This course aims to study the historical, aesthetic, and epistemological features of literary modernism in Britain, and devotes particular attention to the narrative strategies writers develop to bring coherence and resolution to the experience of crisis and fragmentation associated with modernity. The term "modernism," with its implication of coherence and homogeneity, has supported a critical tradition that understands early twentieth century literature as a self-conscious, programmatic attempt to forge a cultural practice and theory by a coterie eminently positioned to reflect and address a rapidly changing world. In the hands of many of the writers we will encounter during the semester, the modern becomes the focal point of cataclysmic change that threatens with dissolution all that is familiar and established in western culture.

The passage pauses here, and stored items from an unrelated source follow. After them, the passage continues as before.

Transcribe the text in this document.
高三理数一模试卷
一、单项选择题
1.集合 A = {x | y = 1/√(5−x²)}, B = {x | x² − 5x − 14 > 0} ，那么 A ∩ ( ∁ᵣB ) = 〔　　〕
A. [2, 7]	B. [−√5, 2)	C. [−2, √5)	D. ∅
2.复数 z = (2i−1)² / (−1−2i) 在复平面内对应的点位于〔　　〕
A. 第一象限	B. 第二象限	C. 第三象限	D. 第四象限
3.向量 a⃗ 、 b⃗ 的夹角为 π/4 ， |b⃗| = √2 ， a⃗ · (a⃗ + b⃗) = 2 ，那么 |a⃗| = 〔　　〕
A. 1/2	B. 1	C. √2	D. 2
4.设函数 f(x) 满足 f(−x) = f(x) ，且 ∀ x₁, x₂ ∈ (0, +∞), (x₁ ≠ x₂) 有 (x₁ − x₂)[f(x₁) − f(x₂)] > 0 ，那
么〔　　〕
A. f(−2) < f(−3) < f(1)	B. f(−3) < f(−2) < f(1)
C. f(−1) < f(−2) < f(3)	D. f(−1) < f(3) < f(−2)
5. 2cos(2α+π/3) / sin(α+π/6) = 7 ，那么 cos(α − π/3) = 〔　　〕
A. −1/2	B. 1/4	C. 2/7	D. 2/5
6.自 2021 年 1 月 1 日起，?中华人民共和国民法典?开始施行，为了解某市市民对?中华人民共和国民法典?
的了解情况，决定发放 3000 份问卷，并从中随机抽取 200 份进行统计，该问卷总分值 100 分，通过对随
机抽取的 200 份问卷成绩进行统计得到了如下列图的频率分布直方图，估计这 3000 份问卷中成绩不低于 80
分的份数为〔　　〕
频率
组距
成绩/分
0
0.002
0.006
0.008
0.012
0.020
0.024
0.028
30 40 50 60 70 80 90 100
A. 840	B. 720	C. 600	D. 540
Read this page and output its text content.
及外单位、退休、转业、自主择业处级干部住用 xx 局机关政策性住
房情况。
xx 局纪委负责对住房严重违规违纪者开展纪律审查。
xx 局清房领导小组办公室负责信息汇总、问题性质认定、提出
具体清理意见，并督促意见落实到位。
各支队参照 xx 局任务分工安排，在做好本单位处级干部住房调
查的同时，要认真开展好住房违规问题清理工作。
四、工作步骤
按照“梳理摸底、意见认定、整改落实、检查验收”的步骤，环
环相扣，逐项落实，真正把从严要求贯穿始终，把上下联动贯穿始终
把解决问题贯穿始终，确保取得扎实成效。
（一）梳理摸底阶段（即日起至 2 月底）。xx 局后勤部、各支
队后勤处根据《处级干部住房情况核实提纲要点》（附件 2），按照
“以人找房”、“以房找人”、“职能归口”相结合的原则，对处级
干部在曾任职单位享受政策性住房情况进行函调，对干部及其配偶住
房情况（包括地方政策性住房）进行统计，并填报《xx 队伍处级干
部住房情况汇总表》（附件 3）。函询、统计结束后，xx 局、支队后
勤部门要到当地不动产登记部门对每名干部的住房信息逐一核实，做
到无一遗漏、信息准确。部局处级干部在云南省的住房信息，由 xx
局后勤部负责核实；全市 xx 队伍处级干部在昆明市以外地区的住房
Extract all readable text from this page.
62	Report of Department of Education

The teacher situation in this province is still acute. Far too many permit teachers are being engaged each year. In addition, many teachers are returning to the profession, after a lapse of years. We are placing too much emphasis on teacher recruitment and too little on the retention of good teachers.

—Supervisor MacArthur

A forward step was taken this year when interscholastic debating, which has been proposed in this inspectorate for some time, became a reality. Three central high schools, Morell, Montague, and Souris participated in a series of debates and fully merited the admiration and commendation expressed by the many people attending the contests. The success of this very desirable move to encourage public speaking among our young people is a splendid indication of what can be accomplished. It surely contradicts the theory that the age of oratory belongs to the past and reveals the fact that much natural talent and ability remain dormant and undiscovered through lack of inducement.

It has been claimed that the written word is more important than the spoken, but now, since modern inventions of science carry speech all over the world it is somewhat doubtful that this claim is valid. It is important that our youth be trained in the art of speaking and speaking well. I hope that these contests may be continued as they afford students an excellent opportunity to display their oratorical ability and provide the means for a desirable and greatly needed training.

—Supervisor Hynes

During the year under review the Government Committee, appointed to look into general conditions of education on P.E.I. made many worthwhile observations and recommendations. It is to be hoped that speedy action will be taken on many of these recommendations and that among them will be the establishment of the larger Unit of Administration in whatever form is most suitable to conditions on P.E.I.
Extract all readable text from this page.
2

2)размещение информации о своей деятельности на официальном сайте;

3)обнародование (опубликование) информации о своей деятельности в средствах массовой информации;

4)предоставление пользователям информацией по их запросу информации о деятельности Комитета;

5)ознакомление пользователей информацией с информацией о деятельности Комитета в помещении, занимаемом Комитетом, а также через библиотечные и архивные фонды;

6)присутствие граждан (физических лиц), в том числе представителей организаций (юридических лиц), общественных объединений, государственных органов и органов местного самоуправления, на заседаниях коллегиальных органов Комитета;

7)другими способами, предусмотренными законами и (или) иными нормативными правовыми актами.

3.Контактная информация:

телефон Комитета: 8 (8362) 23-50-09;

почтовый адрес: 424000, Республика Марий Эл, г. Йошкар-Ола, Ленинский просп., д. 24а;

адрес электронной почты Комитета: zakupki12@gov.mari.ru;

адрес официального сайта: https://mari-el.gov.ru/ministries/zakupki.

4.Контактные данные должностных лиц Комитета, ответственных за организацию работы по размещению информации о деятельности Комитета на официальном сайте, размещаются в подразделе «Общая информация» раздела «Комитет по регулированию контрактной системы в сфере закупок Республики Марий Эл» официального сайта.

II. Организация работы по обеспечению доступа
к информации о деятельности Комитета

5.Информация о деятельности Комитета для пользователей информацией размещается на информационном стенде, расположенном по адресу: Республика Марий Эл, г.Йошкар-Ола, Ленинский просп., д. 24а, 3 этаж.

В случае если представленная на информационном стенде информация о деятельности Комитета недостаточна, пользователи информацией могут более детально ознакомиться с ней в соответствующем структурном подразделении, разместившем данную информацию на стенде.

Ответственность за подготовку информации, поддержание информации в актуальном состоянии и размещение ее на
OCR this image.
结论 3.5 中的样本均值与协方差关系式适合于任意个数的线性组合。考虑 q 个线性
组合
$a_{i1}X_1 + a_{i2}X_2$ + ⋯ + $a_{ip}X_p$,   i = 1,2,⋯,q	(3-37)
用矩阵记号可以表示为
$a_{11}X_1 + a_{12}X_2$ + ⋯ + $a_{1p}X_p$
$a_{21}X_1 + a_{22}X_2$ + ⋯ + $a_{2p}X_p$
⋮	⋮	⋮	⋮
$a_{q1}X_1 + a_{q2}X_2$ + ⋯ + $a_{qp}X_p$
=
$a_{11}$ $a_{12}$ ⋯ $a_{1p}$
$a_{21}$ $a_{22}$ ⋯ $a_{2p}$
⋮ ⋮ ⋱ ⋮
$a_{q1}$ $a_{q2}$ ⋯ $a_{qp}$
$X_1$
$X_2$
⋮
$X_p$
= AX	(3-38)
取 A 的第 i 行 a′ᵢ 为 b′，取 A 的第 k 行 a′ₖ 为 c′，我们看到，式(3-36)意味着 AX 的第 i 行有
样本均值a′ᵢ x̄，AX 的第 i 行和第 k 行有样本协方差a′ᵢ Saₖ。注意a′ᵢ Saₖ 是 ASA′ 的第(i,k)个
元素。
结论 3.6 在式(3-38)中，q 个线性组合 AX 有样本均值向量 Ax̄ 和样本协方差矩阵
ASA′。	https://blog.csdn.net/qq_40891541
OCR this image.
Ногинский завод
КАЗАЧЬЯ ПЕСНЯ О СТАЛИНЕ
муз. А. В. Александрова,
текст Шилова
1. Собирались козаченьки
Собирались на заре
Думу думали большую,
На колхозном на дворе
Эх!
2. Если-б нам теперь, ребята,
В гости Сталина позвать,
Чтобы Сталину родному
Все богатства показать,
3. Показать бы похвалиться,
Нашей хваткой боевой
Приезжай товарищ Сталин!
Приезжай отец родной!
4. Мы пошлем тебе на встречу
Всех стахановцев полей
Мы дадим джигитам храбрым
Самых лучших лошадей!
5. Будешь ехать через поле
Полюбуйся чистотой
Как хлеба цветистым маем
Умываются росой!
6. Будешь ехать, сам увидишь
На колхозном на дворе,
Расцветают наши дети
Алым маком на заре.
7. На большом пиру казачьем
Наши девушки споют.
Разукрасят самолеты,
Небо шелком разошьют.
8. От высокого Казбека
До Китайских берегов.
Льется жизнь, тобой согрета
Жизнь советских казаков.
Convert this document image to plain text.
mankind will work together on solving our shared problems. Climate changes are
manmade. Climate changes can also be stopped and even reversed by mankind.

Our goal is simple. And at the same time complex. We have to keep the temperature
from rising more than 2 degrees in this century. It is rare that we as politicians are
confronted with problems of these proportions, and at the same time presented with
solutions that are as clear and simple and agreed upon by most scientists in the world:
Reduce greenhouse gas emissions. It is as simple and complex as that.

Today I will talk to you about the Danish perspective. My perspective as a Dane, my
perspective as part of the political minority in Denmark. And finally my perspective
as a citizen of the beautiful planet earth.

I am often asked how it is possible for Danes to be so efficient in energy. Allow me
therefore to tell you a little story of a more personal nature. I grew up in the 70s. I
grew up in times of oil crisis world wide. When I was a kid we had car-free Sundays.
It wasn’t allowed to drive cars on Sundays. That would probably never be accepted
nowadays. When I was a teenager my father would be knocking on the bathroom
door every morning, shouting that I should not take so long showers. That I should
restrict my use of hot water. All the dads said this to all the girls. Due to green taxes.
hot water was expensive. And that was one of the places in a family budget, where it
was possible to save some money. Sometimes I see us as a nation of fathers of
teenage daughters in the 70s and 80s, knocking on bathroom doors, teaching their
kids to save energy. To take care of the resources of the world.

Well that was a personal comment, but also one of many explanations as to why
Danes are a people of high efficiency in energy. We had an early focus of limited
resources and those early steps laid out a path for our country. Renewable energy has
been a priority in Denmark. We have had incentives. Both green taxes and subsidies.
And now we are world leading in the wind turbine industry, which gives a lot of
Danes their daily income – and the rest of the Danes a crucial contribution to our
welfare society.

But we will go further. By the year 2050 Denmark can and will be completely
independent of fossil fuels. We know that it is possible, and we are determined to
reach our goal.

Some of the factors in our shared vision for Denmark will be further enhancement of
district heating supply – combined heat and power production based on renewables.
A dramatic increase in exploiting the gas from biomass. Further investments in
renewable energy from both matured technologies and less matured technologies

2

As such, the modern is wrought with the ambivalent potential for regenerative destruction, and the aesthetic becomes increasingly important as the still point of truth and the only reliable reference point in a world of flux. Our concern will be to investigate and, perhaps, pressure this reading of modernism through our encounters with the stubborn contradictions and vexatious questions the narratives might pose.
Our focus will be the compensatory function of the aesthetic and its historical emergence in modernist texts as the distinctive experience of uniquely presented objects. Taking the narrative as an instance of the aesthetic, we will explore the historical and political content of this form, paying attention to the strategies modernist narratives develop to carry out the work of synthesizing the fragmented experience of modernity even as they offer an imaginary resolution to a pervasive sense of crisis. To this end, we will study the formal experiments wrought in the attempt to narrativize the irrational, the unconscious, the mythical, and the invisible.
Elizabeth Bowen, To The North (1932)
Joseph Conrad, Lord Jim (1900)
Ford Maddox Ford, The Good Soldier (1915)
James Joyce, Portrait of An Artist as a Young Man (1914-1915)
Rebecca West, Return of the Soldier (1918)
Virginia Woolf, The Waves (1931)
Critical essays by Watt, Cohn, Benjamin, Frank, Woolf, James, Morretti, Jameson, Williams, among others.
1. One short paper (5-7 pages long), a book report (5pages long); a class presentation leading up to a research paper (10-15 pages); active participation in the seminar.
Pre-requisites: 2 200-level courses or consent of instructor.